Die DBS bleibt auch weiterhin Gegenstand intensiver Grundlagen- und klinischer Forschung. Die Anzahl der Erkrankungen, für die die DBS sich als potenziell wirksame Therapiemassnahme herausstellt, wächst stetig an. Auch die stetige technische Weiterentwicklung der Neuro-Stimulatoren und Stimulationselektroden sowie die Verbesserung bildgebender Verfahren in der Medizin tragen zum immensen Entwicklungspotenzial dieses Behandlungsverfahrens bei.

Im Folgenden beschreiben wir, wie eine typische DBS-Operation am Inselspital abläuft, mit welchen Risiken die Operation verbunden ist und was wir tun, um unser Wissen und die Qualität der Behandlung stetig zu verbessern.

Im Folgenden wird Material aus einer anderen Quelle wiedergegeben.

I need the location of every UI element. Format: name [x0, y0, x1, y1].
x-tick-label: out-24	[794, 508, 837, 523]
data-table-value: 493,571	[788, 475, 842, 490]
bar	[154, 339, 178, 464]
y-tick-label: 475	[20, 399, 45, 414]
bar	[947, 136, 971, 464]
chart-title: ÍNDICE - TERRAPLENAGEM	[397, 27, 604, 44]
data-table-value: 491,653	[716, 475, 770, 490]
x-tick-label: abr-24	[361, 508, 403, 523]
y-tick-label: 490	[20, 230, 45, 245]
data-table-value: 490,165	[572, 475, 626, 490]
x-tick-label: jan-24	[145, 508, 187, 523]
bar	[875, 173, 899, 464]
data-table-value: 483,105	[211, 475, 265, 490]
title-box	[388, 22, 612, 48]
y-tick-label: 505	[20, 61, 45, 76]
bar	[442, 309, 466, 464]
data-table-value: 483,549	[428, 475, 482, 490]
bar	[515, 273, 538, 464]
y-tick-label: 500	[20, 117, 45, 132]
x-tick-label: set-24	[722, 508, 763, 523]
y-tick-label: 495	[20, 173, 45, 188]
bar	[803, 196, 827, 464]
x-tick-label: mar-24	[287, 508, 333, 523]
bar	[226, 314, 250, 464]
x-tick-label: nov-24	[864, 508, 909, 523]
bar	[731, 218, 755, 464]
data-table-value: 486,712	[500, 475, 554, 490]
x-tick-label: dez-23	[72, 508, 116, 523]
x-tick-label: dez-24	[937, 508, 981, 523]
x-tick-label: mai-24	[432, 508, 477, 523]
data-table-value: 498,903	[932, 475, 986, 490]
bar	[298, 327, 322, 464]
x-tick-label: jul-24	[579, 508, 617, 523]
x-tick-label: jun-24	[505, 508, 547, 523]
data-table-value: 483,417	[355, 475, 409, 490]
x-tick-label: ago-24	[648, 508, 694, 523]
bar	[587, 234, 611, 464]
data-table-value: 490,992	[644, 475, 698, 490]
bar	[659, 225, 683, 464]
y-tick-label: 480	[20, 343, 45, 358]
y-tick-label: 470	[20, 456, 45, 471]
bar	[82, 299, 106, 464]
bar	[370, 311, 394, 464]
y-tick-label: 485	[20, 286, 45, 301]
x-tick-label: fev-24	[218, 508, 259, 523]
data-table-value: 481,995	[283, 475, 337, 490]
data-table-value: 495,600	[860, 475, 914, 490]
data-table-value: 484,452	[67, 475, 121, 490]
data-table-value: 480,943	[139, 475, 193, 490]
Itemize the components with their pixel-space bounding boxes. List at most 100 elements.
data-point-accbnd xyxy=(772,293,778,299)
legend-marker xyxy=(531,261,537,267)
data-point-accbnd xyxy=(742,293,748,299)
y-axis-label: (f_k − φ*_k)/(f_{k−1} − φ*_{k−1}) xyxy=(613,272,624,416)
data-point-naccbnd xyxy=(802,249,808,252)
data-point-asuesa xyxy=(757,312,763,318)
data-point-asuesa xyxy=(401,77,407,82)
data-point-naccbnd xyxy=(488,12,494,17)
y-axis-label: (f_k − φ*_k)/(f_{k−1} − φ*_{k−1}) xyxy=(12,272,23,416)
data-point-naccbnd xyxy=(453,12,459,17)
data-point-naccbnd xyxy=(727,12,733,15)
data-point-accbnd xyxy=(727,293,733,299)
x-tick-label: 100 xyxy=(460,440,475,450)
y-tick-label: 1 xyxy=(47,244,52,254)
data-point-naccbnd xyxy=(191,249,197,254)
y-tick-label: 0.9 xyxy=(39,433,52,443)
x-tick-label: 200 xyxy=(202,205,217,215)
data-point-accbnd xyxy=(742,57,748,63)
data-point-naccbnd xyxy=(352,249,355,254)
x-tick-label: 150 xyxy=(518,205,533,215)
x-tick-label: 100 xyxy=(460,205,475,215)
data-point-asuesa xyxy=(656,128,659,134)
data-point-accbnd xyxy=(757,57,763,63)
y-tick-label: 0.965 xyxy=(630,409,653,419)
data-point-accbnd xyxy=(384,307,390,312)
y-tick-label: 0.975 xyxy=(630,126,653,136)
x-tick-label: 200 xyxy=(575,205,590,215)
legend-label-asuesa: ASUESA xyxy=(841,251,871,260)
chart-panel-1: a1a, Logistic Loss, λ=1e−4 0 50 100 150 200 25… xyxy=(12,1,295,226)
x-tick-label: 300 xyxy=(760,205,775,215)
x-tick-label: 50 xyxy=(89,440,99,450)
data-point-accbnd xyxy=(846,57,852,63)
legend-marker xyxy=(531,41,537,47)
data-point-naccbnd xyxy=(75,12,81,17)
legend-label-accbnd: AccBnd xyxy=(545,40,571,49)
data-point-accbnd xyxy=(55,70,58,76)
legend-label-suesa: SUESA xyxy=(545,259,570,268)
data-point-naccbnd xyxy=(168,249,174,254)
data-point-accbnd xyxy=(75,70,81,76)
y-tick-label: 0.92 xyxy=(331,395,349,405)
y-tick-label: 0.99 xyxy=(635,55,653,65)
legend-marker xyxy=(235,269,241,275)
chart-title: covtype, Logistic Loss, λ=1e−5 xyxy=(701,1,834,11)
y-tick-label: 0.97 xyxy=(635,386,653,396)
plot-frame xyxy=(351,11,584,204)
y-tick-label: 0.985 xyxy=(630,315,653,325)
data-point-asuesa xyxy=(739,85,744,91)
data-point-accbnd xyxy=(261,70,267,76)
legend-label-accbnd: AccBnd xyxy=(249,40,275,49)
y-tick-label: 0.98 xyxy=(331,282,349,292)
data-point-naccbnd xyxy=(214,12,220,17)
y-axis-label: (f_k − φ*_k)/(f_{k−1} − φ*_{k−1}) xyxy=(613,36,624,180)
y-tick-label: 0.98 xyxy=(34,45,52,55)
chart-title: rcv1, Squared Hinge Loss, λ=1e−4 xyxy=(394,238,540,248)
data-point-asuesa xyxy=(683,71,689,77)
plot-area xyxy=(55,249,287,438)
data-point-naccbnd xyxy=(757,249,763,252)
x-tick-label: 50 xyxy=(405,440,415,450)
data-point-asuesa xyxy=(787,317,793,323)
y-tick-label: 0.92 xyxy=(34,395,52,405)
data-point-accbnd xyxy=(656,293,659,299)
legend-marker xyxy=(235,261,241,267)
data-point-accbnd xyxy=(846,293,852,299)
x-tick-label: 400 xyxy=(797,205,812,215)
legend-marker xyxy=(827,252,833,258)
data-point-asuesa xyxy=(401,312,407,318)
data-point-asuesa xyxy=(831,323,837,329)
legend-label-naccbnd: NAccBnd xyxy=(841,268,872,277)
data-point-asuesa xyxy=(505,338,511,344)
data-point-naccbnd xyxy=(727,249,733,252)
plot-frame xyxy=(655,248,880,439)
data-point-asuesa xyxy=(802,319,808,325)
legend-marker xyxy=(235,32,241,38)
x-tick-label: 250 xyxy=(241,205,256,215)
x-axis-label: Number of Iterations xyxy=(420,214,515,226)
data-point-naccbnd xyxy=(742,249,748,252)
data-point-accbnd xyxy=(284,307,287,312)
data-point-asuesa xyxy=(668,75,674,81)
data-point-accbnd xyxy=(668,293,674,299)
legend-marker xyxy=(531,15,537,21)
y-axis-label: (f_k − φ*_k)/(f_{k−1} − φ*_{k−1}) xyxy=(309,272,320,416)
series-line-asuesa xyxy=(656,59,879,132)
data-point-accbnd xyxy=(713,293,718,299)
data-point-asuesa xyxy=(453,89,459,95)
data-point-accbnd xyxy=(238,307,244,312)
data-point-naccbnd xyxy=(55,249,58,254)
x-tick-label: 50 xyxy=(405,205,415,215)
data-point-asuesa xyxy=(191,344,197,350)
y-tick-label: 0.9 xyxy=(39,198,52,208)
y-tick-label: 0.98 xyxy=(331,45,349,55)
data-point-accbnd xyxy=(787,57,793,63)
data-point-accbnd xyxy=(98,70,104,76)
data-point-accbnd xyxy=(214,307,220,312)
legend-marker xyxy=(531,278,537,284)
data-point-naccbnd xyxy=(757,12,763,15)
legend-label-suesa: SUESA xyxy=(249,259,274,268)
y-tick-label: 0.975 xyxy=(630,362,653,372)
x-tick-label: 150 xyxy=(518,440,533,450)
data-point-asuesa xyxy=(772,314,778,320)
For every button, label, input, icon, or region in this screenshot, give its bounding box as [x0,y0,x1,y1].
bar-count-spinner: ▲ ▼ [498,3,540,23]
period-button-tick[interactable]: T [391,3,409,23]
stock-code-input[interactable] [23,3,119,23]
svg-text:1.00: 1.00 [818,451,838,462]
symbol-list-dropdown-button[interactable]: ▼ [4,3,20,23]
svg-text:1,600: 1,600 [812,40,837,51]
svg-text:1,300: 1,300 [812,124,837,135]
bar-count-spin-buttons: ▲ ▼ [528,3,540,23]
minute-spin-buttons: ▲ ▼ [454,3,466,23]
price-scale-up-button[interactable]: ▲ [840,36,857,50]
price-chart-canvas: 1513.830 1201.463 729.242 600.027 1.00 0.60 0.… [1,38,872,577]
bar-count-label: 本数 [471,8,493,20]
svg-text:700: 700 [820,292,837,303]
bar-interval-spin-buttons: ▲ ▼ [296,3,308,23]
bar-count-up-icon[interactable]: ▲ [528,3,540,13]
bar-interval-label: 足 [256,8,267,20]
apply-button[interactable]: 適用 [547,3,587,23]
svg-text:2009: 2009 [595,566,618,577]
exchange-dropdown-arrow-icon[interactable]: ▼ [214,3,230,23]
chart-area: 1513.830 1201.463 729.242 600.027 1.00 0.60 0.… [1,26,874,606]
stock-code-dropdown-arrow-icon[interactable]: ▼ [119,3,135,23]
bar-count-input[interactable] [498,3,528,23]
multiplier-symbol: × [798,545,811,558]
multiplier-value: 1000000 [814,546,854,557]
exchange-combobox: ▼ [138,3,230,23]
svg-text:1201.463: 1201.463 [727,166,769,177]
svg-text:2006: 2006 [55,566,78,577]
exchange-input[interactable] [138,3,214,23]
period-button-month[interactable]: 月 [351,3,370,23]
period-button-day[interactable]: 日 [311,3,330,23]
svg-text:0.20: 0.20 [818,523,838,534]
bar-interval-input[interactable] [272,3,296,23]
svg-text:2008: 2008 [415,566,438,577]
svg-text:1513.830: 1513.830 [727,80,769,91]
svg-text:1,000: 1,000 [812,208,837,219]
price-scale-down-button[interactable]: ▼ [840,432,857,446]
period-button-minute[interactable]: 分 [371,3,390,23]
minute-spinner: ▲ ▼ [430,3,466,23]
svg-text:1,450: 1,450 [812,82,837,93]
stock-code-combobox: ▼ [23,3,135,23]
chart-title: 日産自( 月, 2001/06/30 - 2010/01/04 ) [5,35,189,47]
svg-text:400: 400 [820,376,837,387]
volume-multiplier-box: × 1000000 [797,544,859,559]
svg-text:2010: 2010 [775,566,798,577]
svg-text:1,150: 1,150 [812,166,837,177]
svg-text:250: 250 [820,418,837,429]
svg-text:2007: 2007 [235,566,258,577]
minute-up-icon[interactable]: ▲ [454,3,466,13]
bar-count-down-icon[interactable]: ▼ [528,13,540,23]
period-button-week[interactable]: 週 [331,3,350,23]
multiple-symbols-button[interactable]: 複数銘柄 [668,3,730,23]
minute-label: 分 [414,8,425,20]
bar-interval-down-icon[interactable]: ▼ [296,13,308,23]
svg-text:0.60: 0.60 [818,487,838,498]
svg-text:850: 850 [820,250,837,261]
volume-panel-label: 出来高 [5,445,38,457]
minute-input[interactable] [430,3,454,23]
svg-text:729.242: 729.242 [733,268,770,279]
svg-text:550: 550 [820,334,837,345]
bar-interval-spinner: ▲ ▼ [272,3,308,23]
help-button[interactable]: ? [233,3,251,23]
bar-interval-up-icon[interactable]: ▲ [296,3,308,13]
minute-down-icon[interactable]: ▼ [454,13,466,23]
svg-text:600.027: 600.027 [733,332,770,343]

Wie läuft eine DBS-Operation ab?

Patientenselektion

Vor der eigentlichen Operation ist eine sehr gute Patientenselektion die Voraussetzung für den Therapieerfolg. Nicht alle Patienten sind für eine DBS-Operation geeignete Kandidaten. Die Indikation muss interdisziplinär von Neurologen, Neurochirurgen, Neuropsychologen und Psychiatern diskutiert und gemeinsam gestellt werden. Alle potenziellen Kandidaten werden am Inselspital im Rahmen eines solchen interdisziplinären Boards besprochen. Hierbei werden die Indikation, Vor- und Nachteile gewisser Behandlungsalternativen zur DBS (fokussierter Ultraschall), der genaue Zielpunkt mit den zu erwartenden Wirkungen und Nebenwirkungen im Kontext mit dem jeweiligen Erkrankungsbild des Patienten und seinen individuellen Bedürfnissen diskutiert. Kriterien wie die Operabilität und andere Begleitfaktoren (z. B. neuropsychologische Befunde, psychiatrische Begleiterkrankungen) werden dabei auch berücksichtigt.

Voruntersuchungen

Alle Patienten erhalten im Vorfeld der Operation ein qualitativ hochwertiges MRI des Kopfes. Anhand der MRI-Bilder wird der präzise anatomische Zielpunkt für die DBS identifiziert.

Stereotaxie

Die Operation erfolgt in den meisten Fällen mit einem Stereotaxierahmen. Bei der stereotaktischen Methode erfolgt die fixe Anlage des Stereotaxierahmens an den Schädel des Patienten in der Regel unter Lokalanästhesie. Der Rahmen enthält ein Koordinatensystem, das für die zielgenaue Einführung der Elektroden von Bedeutung ist.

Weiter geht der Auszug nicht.